La speranza, certo, è che non tutto ciò che è in potenza passi all’atto. La capacità di misurarsi con l’imprevisto e con la multiforme e inclassificabile deriva del presente, di pensare l’impensato resta allora la qualità eminentemente filosofica che i nostri giorni sembrano richiedere. Anzi, è forse questa l’ultima personificazione possibile di una sorta di energia dello spirito (Ungaretti) per contrastare la deriva, l’attacco della violenza, le conseguenze disastrose e permanenti di un futuro cui è difficile dare volto e che, più d’uno degli intervistati, non guarda con troppo ottimismo.

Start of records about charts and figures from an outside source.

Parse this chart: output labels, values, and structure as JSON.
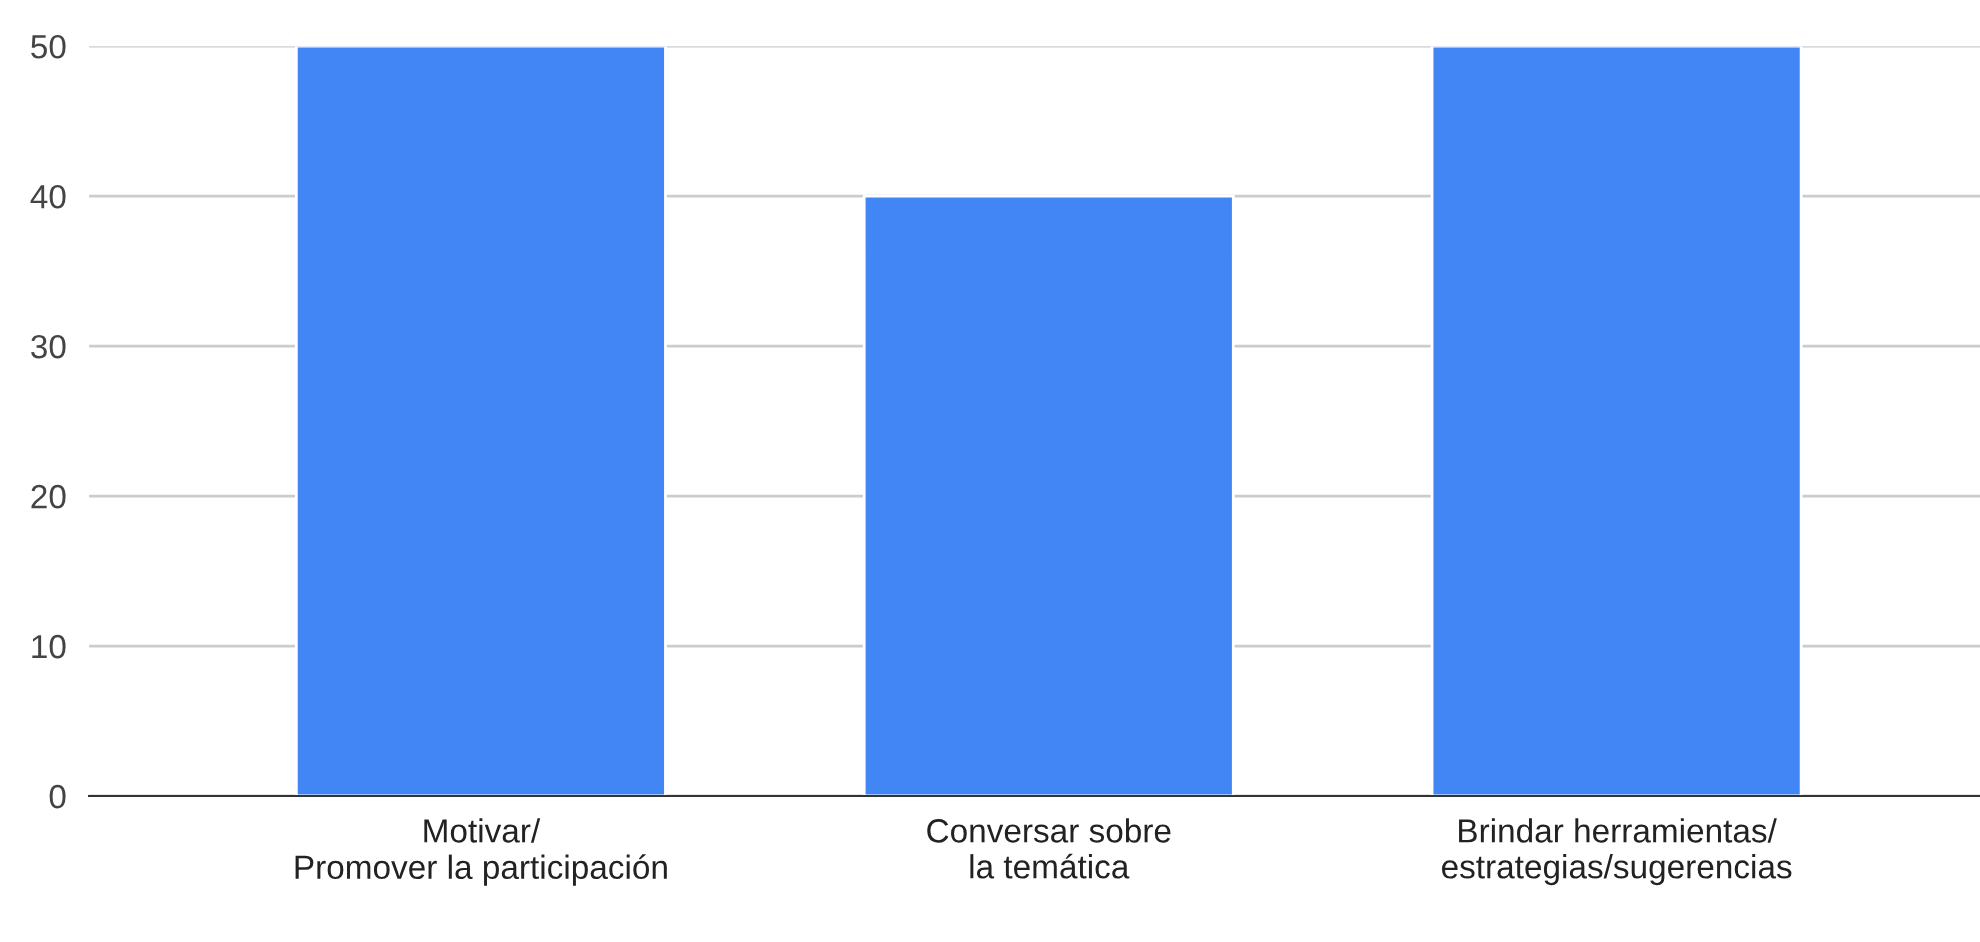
{
  "chart_data": {
    "type": "bar",
    "categories": [
      "Motivar/\nPromover la participación",
      "Conversar sobre\nla temática",
      "Brindar herramientas/\nestrategias/sugerencias"
    ],
    "values": [
      50,
      40,
      50
    ],
    "color": "#4285f4",
    "ylim": [
      0,
      50
    ],
    "yticks": [
      0,
      10,
      20,
      30,
      40,
      50
    ],
    "grid": "y"
  }
}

Le società che abitiamo a velocità supersonica, hanno bandito dai nostri schermi la tristezza, cancellato la morte e celato l’orrore, ma da questa sottrazione non è rimasto il piacere, la gioia o la perfezione bensì individui inconsapevoli e storditi, alla sfrenata ricerca di ebbrezza, di una dose più potente per un ottundimento più duraturo. Abbiamo frainteso l’assenza di domande (e di risposte) con la nozione di libertà, la mollezza con la comodità, la vita quotidiana con Fortnite. Il risultato è che più siamo ricchi di possibilità maggiore è l’omologazione. E’ il pensiero unico temuto da Marcuse. Il mainstream è straripato: un solo, uguale messaggio dai media, dal cinema, dalla musica, dall’agorà incandescente e impazzita dei social. Occorrono più voci, come in questo libro, idee, dissonanze, tutta la libertà che filtra dalla consapevolezza; occorrono soprattutto comprensione, orientamento, in una parola, lo si ripeta, filosofia.